College Grads Say Service Matters
By JESSICA SCHONBERG
Twenty-two-year-old Jada Drew’s post-college job doesn’t officially start until July 30.
But the Guilford College graduate has been making plans for a literacy education program at the college all summer.
Drew is an AmeriCorps N.C. Campus Compact VISTA. Campus VISTAs are placed at colleges throughout the state to try to increase campus participation in service work.
VISTAs provide a variety of services, including coordinating disaster response teams and planning on-campus service projects and events.
Their goal is to make students take responsibility for improving the quality of life in their communities.
“Our VISTAs graduate college and instead of moving on to some great big corporate job, they decide to spend a year of their lives giving back to their communities and helping others,” said Juliet Thomas-Burras, VISTA leader and special projects coordinator for N.C. Campus Compact.
Drew said she is excited to form partnerships and get the whole community involved in her project.
“With AmeriCorps, one of the main focuses is poverty, so I want to incorporate a lot of public policy learning with literacy,” she said.
“Helping the children learn about the things they’re going through, but helping them learn how to get out of it through literacy.”

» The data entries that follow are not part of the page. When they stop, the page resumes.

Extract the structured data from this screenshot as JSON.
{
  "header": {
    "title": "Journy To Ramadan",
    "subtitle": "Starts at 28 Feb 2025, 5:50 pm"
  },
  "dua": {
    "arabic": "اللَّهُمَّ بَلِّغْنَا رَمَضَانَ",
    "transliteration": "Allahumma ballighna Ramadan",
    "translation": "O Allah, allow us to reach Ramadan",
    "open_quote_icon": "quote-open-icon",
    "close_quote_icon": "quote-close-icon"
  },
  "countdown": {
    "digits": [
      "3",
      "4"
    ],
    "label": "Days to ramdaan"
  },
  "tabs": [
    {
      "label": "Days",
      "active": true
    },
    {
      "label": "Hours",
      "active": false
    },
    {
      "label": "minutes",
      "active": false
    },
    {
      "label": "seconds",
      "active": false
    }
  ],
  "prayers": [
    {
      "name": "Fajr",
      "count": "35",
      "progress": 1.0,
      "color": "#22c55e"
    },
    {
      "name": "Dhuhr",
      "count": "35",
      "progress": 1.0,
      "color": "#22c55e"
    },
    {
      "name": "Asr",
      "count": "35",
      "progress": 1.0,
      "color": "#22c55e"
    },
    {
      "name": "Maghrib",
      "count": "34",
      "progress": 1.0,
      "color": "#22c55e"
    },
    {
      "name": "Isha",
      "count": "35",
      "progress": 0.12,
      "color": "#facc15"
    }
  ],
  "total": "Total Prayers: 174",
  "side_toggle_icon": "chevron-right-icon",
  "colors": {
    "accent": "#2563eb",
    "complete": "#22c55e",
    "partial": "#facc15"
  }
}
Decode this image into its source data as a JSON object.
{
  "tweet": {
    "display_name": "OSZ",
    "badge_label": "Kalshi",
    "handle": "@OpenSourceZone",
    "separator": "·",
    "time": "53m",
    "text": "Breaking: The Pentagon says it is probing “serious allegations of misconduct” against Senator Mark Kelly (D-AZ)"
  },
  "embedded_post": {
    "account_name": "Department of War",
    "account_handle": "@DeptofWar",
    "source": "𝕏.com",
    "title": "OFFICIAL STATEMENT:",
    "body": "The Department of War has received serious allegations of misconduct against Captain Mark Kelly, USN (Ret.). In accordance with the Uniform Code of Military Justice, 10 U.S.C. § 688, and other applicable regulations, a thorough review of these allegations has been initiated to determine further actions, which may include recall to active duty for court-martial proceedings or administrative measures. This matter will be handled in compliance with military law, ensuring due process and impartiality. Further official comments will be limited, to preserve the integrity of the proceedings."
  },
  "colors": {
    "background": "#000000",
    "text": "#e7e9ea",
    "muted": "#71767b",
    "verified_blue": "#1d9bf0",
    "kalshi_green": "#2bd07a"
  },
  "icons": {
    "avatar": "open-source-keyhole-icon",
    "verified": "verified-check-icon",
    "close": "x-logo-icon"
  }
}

Campus Compact VISTAs have the choice of receiving a smaller stipend or a larger educational award at the end of their year of service.
Rachel Hutto, whose service at Greensboro College will end this month, saw the program as an extension of service work she did in college at Appalachian State University.
“I was able to use a lot of my experiences and the skills I gained there as a student leader here,” she said.
Rather than doing hands-on service work like in other AmeriCorps programs, a large portion of a VISTA’s job is to recruit volunteers for service projects and events.
“My job is to inspire other people to be engaged in the community,” said Hutto, who will head to graduate school in the fall.
Between August 2006 and March 2007, VISTAs generated 14,866 volunteers.
Rico Thompson, a UNCG graduate who will serve at N.C. Central University in Durham, said he wishes more people had the heart to help others.
Thompson said he would like to work toward stopping youth crime and lowering dropout rates.
“I just want to see what I can do, what I can change,” he said.
“I want to see if I can make a mark on the county of Durham.”